When you think about it it's hard for air to push itself faster than the speed of sound since the speed of sound is literally the speed that a wave of compression in air will propagate.

So how can it go faster than the max speed a wave of compression can travel at when it's powered by that? Well compressed air has a much higher speed of sound. So it's accelerated to the below speed of sound inside the nozzle and on exit it's now faster than the speed of sound, not due to further acceleration beyond the speed of sound but due to the speed of sound suddenly dropping in the lower pressure.



The speed of sound does not depend on pressure, only temperature.

I suspect this is occurring because the (sonic) flow through the nozzle cools as it expands, therefore the speed of sound drops, making the same flow now supersonic in the cooled gas.


This was interesting so I looked it up

>For a given ideal gas the molecular composition is fixed, and thus the speed of sound depends only on its temperature. At a constant temperature, the gas pressure has no effect on the speed of sound, since the density will increase, and since pressure and density (also proportional to pressure) have equal but opposite effects on the speed of sound, and the two contributions cancel out exactly.

https://en.m.wikipedia.org/wiki/Speed_of_sound#Dependence_on...


I never knew this either. This makes sense as when you tap on a propane tank they always sound empty, different than a metal tank of water. Even though it's a liquid and under extreme pressure, it's only the temperature that matters.


Liquid propane is definitely not an ideal gas.


Not saying it is, but it's very volatile. It really doesn't want to be a liquid at room temperature. I can't tell if it's empty or full when a tap on it, but definitely can with with water. It's an impedance thing.


I'm just saying a fact about ideal gases doesn't really imply anything about LP.


It does, vapor pressure.


That's got nothing to do with some fluid behaving like an ideal gas or not.

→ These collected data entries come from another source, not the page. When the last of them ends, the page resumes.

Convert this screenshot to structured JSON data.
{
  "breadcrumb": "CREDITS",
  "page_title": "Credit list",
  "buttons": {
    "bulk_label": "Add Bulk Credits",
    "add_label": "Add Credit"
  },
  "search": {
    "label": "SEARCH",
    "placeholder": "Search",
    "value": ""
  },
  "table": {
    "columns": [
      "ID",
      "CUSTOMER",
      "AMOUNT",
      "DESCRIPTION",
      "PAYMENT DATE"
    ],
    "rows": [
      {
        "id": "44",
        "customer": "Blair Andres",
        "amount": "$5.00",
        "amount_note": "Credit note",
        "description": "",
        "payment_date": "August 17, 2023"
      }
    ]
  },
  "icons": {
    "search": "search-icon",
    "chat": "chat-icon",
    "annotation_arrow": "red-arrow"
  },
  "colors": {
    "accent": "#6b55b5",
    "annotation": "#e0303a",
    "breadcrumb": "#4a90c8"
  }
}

Also, except for very low pressures, vapor does not behave like an ideal gas.


Sure it does, it's riding the border of a phase change between gas and liquid. It's in a super compressed equilibrium so it's going to behave similarly to an ideal gas.

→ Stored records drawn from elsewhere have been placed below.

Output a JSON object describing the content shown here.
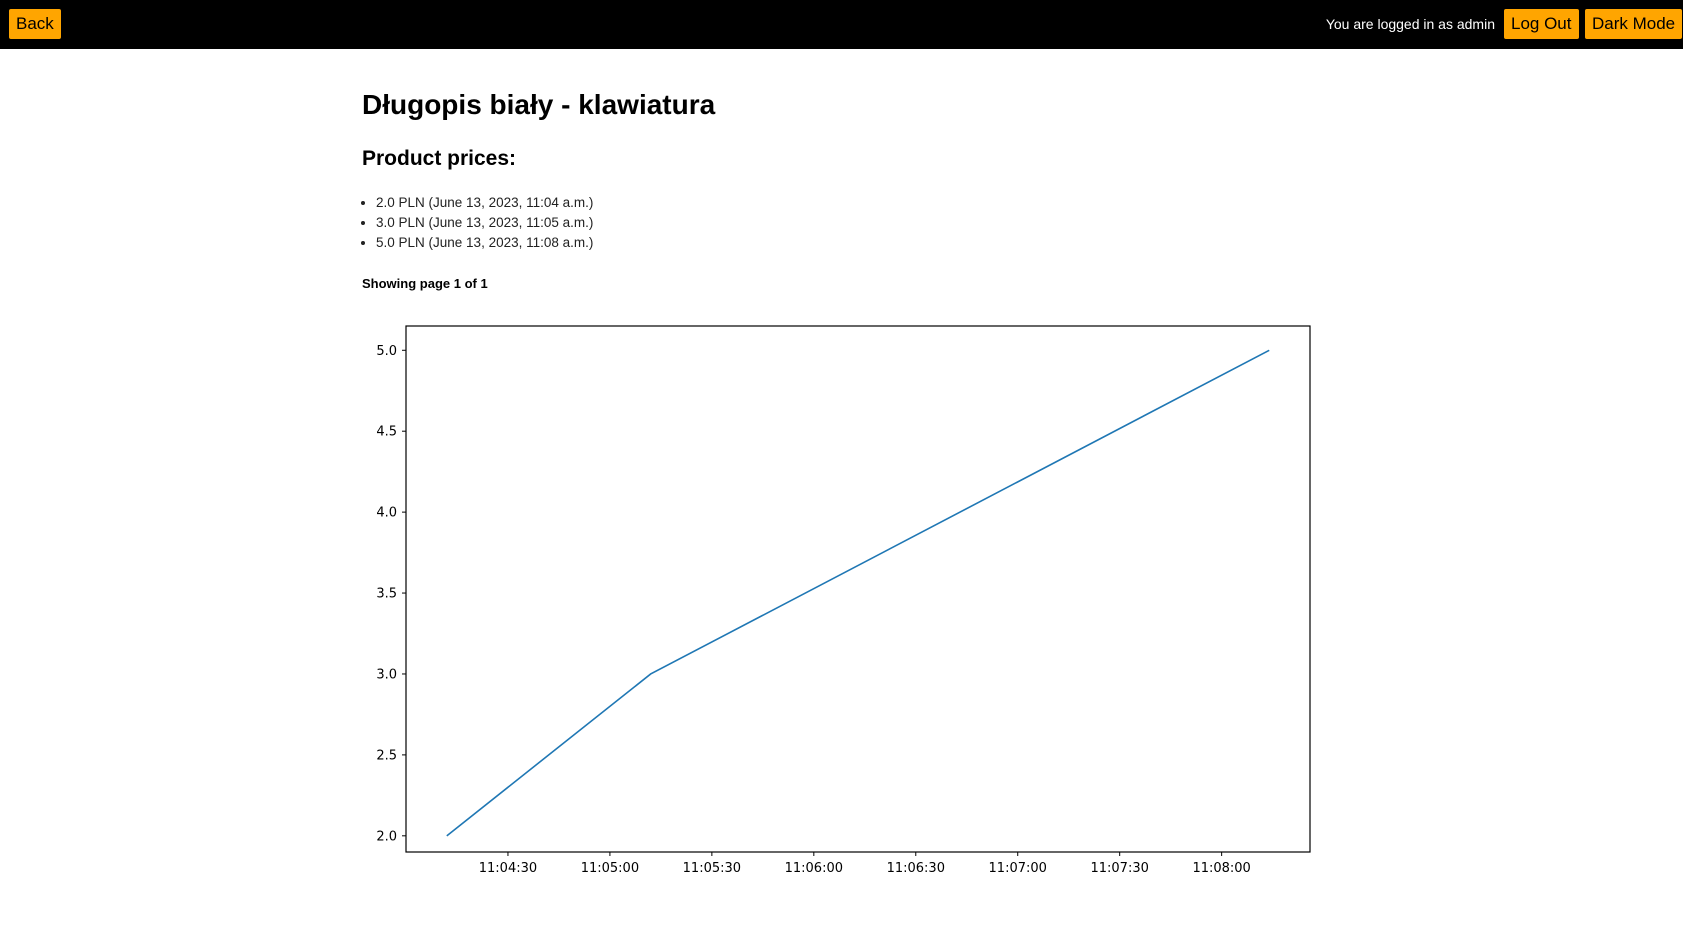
{
  "topbar": {
    "back_label": "Back",
    "login_status": "You are logged in as admin",
    "logout_label": "Log Out",
    "dark_mode_label": "Dark Mode"
  },
  "main": {
    "title": "Długopis biały - klawiatura",
    "prices_heading": "Product prices:",
    "prices": [
      "2.0 PLN (June 13, 2023, 11:04 a.m.)",
      "3.0 PLN (June 13, 2023, 11:05 a.m.)",
      "5.0 PLN (June 13, 2023, 11:08 a.m.)"
    ],
    "paging": "Showing page 1 of 1"
  },
  "colors": {
    "topbar_bg": "#000000",
    "button_bg": "#ffa500",
    "line": "#1f77b4"
  },
  "chart_data": {
    "type": "line",
    "title": "",
    "xlabel": "",
    "ylabel": "",
    "x": [
      "11:04:12",
      "11:05:12",
      "11:08:14"
    ],
    "series": [
      {
        "values": [
          2.0,
          3.0,
          5.0
        ]
      }
    ],
    "xticks": [
      "11:04:30",
      "11:05:00",
      "11:05:30",
      "11:06:00",
      "11:06:30",
      "11:07:00",
      "11:07:30",
      "11:08:00"
    ],
    "yticks": [
      2.0,
      2.5,
      3.0,
      3.5,
      4.0,
      4.5,
      5.0
    ],
    "xlim": [
      "11:04:00",
      "11:08:26"
    ],
    "ylim": [
      1.9,
      5.15
    ],
    "grid": false,
    "legend": "none"
  }
}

That's - not how that works. I suggest you look at any fluid data `riding' that border. "Super compressed" and "ideal gas" are mutually exclusive. "Equilibrium" has even less to do with any of that.


That's because propane tanks are only 1/4 full even when filled to max capacity.


Whoa that's something I didn't realize. I always had the intuition the speed was faster in denser materials but you're right that pressure doesn't matter.

The temperature difference does make sense for the same reasons here though!


It does depend on density because density, pressure, and temp are all related. https://en.m.wikipedia.org/wiki/Ideal_gas_law


For an ideal gas. Get close to the triple point of the gas and you better upgrade your equation of state


"The speed of sound does not depend on pressure, only temperature"

Of an ideal gas


I think it's just relativity. After all, the gas in the Earth's atmosphere is traveling 29.78km/s relative to the sun (~Mach 85). Inside of the nozzle it doesn't really matter that it's traveling supersonic relative to the air outside the nozzle until it leaves the nozzle.

I don't think the difference in speed of sound will have much effect in any case.


It sounds like you just described "choked flow"[0], where reducing the downstream pressure no longer increases flow velocity. It's been many years since I learned it, but I think this occurs at only about 2:1 pressure ratio across the venturi. If I'm remembering that right, just letting the air out of your tires would result in choked supersonic flow.

[0]https://en.wikipedia.org/wiki/Choked_flow

Edit: I got excited to reply before actually reading the wiki I linked. Looks like I was close, with pressure ratios between 1.7 and 2.05 resulting in choked flow, depending on the gas.